Differential User Guide: Test PlansPhorge Administrator and User Documentation (Application User Guides)
This document describes things you should think about when developing a test plan.
Overview
When you send a revision for review in Differential you must include a test plan (this can be disabled or made optional in the config). A test plan is a repeatable list of steps which document what you have done to verify the behavior of a change. A good test plan convinces a reviewer that you have been thorough in making sure your change works as intended and has enough detail to allow someone unfamiliar with your change to verify its behavior.
This document has some common things to think about when developing or reviewing a test plan. Some of these suggestions might not be applicable to the software you are writing; they are adapted from Facebook's internal documentation.
All Changes
- Error Handling: Are errors detected and handled properly?

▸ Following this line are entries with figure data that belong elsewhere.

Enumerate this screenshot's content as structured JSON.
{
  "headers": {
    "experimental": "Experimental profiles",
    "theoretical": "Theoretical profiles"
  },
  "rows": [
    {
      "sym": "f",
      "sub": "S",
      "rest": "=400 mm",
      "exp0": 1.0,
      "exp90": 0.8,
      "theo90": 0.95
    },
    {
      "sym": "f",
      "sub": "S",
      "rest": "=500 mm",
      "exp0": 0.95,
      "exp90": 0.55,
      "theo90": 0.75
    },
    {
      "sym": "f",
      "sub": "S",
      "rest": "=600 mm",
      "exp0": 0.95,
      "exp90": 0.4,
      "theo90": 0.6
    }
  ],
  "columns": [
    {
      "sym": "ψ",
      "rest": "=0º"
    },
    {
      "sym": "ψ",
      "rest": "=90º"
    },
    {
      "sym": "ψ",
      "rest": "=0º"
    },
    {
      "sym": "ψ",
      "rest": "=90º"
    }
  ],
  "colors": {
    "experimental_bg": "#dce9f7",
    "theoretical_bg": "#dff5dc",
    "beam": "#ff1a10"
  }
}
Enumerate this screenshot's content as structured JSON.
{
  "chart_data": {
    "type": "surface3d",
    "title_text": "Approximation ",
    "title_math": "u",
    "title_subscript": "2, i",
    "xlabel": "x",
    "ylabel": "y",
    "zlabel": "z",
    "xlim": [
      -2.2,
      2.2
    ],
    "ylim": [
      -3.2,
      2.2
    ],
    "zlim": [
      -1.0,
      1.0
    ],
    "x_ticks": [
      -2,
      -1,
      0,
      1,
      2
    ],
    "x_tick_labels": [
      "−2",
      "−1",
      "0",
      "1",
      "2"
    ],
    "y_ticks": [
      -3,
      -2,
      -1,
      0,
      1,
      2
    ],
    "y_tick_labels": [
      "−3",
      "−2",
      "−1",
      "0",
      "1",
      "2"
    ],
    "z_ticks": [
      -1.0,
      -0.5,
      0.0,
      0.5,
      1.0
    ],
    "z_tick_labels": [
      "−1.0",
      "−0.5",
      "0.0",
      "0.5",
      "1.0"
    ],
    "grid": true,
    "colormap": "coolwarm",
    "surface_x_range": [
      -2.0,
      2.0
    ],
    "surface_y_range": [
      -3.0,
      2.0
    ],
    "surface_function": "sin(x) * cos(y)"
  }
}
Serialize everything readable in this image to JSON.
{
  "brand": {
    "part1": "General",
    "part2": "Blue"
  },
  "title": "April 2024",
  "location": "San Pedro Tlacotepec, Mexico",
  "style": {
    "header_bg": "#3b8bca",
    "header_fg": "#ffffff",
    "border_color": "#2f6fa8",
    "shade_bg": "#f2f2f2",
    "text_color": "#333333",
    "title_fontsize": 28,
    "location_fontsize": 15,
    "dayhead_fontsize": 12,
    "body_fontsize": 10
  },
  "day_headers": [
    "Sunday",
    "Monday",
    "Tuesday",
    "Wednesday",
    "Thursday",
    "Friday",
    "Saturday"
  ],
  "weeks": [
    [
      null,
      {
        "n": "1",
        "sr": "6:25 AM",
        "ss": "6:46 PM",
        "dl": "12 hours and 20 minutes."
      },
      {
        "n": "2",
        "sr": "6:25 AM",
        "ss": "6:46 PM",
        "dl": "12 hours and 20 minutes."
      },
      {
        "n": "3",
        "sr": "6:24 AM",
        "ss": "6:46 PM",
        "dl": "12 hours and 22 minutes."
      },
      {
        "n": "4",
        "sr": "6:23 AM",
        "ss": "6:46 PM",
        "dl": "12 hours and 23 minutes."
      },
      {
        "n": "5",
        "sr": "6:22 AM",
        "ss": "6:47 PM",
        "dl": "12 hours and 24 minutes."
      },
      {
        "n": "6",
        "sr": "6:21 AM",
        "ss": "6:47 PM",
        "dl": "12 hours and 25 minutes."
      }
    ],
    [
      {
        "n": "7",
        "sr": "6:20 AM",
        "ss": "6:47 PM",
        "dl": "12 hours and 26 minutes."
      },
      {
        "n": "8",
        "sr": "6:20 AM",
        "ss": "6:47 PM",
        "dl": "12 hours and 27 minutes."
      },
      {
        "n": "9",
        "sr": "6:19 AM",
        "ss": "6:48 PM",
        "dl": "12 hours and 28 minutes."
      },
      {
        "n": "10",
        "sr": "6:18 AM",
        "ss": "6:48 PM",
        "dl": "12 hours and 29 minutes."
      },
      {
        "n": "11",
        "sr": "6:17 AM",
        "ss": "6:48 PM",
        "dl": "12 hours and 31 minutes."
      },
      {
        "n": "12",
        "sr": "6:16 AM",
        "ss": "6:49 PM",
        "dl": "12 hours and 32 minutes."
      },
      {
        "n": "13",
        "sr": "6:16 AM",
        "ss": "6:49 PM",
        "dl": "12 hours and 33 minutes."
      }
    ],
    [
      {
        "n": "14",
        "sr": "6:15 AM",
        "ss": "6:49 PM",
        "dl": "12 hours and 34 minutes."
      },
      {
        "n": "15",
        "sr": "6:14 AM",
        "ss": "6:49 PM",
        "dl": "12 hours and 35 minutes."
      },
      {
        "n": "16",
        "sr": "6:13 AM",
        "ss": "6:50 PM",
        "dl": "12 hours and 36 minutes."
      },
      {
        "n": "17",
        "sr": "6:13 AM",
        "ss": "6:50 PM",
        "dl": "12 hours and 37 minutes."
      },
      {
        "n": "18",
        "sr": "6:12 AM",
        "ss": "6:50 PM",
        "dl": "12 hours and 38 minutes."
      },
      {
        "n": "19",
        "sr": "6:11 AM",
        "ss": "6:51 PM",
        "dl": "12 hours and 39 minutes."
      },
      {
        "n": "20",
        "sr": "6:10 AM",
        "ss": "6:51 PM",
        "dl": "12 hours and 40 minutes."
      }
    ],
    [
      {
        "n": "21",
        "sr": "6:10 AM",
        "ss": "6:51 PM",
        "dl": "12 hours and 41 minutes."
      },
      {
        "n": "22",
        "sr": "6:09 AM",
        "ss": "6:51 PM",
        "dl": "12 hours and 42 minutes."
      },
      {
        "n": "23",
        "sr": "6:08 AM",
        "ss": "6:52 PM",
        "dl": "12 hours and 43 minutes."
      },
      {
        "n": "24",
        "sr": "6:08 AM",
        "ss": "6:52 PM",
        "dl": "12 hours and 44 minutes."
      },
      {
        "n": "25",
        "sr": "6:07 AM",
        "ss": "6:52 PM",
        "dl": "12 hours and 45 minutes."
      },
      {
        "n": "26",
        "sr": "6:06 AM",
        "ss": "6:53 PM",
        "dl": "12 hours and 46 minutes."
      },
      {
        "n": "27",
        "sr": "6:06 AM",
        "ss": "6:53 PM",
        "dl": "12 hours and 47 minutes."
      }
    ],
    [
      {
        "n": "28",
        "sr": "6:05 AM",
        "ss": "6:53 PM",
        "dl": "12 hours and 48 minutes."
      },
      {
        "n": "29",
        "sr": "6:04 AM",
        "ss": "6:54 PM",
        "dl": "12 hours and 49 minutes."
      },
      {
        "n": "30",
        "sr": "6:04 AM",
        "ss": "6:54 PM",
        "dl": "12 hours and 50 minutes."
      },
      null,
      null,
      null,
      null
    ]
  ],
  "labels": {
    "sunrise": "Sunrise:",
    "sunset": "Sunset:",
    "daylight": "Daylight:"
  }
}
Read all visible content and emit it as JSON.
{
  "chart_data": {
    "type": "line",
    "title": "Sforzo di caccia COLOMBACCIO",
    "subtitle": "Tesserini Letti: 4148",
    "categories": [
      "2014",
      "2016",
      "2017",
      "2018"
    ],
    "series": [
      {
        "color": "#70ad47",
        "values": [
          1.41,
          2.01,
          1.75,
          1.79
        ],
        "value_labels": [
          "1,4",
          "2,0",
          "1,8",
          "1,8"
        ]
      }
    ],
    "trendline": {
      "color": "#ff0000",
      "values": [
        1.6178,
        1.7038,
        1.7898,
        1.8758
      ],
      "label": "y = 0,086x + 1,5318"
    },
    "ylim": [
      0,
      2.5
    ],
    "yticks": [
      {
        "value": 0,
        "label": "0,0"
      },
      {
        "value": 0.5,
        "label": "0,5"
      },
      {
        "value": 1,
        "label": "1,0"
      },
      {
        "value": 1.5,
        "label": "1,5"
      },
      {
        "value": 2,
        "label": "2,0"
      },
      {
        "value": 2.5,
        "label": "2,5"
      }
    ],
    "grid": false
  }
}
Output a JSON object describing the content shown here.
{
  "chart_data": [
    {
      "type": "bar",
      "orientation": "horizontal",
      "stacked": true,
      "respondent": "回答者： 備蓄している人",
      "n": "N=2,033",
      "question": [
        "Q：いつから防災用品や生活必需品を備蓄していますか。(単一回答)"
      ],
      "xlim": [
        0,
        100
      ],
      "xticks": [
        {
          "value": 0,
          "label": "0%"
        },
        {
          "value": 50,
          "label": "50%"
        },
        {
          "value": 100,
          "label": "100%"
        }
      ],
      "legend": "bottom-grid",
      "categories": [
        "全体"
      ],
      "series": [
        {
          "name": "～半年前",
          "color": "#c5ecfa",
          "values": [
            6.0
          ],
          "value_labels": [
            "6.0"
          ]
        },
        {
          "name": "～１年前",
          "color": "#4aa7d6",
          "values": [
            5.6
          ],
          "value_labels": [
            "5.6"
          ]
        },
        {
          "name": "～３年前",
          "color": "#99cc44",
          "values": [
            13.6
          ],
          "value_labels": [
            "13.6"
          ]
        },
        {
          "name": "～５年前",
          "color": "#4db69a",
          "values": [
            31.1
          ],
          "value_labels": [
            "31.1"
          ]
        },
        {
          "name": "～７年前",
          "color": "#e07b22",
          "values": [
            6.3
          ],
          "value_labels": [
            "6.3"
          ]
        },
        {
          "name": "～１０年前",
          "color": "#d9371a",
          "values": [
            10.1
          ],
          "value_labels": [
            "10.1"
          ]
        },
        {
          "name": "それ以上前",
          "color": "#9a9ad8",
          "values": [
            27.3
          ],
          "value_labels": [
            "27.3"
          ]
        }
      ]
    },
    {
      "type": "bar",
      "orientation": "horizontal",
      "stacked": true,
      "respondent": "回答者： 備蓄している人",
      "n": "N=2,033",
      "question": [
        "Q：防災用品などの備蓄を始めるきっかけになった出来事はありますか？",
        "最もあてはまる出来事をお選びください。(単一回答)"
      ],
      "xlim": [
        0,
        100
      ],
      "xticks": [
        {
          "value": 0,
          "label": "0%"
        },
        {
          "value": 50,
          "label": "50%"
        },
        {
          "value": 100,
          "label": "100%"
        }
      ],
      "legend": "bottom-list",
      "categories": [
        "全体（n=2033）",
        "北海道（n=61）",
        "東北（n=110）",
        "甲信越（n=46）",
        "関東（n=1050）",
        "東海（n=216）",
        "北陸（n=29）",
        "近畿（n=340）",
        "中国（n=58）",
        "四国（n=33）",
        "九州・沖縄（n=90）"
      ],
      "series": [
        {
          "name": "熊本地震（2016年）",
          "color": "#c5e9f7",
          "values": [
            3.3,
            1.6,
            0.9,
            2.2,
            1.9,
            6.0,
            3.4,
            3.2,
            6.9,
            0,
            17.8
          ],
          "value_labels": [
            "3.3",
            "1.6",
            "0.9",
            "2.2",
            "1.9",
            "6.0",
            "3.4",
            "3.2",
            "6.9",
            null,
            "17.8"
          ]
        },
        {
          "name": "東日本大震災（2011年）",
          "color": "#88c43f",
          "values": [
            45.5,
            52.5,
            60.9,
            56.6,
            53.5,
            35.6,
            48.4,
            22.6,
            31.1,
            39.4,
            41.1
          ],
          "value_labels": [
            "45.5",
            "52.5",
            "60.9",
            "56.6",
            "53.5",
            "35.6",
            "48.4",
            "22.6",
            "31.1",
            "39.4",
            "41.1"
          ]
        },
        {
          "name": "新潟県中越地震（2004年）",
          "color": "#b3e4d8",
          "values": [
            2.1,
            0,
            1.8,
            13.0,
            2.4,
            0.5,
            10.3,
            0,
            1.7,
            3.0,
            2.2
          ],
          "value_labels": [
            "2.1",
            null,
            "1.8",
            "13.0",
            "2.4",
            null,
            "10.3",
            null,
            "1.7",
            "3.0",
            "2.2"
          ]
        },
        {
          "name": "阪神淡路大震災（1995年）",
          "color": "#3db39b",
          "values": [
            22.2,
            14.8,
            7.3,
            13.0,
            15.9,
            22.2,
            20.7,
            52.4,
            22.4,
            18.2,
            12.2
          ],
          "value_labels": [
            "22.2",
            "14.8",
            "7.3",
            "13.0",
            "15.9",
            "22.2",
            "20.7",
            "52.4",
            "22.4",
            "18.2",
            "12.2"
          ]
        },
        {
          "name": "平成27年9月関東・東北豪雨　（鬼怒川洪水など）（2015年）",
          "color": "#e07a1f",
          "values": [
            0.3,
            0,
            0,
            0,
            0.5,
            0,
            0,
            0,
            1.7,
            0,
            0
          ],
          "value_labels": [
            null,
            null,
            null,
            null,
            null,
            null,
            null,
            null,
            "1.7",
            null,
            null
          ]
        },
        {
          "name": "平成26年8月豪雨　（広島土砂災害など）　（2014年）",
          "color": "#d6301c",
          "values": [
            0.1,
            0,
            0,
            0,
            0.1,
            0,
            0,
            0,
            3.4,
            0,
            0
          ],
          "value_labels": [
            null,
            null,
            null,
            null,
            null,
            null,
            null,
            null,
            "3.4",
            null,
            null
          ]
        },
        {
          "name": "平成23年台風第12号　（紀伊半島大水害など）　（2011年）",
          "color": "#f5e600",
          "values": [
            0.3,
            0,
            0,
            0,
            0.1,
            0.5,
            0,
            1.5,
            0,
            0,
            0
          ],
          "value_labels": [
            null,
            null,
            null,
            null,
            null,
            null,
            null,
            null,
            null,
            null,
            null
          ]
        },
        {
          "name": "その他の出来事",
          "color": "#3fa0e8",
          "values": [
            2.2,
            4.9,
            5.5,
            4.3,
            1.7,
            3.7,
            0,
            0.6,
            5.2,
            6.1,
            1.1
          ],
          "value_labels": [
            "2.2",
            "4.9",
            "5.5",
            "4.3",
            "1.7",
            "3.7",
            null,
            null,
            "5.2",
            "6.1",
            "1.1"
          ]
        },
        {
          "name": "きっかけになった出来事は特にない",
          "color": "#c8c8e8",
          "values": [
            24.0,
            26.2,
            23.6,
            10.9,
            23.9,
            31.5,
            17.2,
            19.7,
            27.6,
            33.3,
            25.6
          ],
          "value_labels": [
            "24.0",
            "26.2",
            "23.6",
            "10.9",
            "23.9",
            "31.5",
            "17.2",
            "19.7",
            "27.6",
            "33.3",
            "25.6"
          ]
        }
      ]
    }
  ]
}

How does your change deal with error cases? Did you test them and make sure you got the right error messages and the right behavior? It's important that you test what happens when things go wrong, not just that the change works if everything else also works.
- Service Impact: How does your change affect services like memcache, thrift, or databases? Are you adding new cachekeys or queries? Will this change add a lot of load to services?
- Performance: How does your change affect performance? NOTE: If your change is a performance-motivated change, you should include measurements, profiles or other data in your test plan proving that you have improved performance.
- Unit Tests: Is your change adequately covered by unit tests? Could you improve test coverage? If you're fixing a bug, did you add a test to prevent it from happening again? Are the unit tests testing just the code in question, or would a failure of a database or network service cause your test to fail?
- Concurrent Change Robustness: If you're making a refactoring change, is it robust against people introducing new calls between the time you started the change and when you commit it? For example, if you change the parameter order of some function from f(a, b) to f(b, a) and a new callsite is introduced in the meantime, could it go unnoticed? How bad would that be? (Because of this risk, you should almost never make parameter order changes in weakly typed languages like PHP and Javascript.)
- Revert Plan: If your change needs to be reverted and you aren't around, are any special steps or considerations that the reverter needs to know about? If there are, make sure they're adequately described in the "Revert Plan" field so someone without any knowledge of your patch (but with a general knowledge of the system) can successfully revert your change.
- Security: Is your change robust against XSS, CSRF, and injection attacks? Are you verifying the user has the right capabilities or permissions? Are you consistently treating user data as untrustworthy? Are you escaping data properly, and using dangerous functions only when they are strictly necessary?
- Architecture: Is this the right change? Could there be a better way to solve the problem? Have you talked to (or added as reviewers) domain experts if you aren't one yourself? What are the limitations of this solution? What tradeoffs did you make, and why?
Frontend / User-Facing Changes
- Static Resources: Will your change cause the application to serve more JS or CSS? Can you use less JS/CSS, or reuse more?
- Browsers: Have you tested your change in multiple browsers?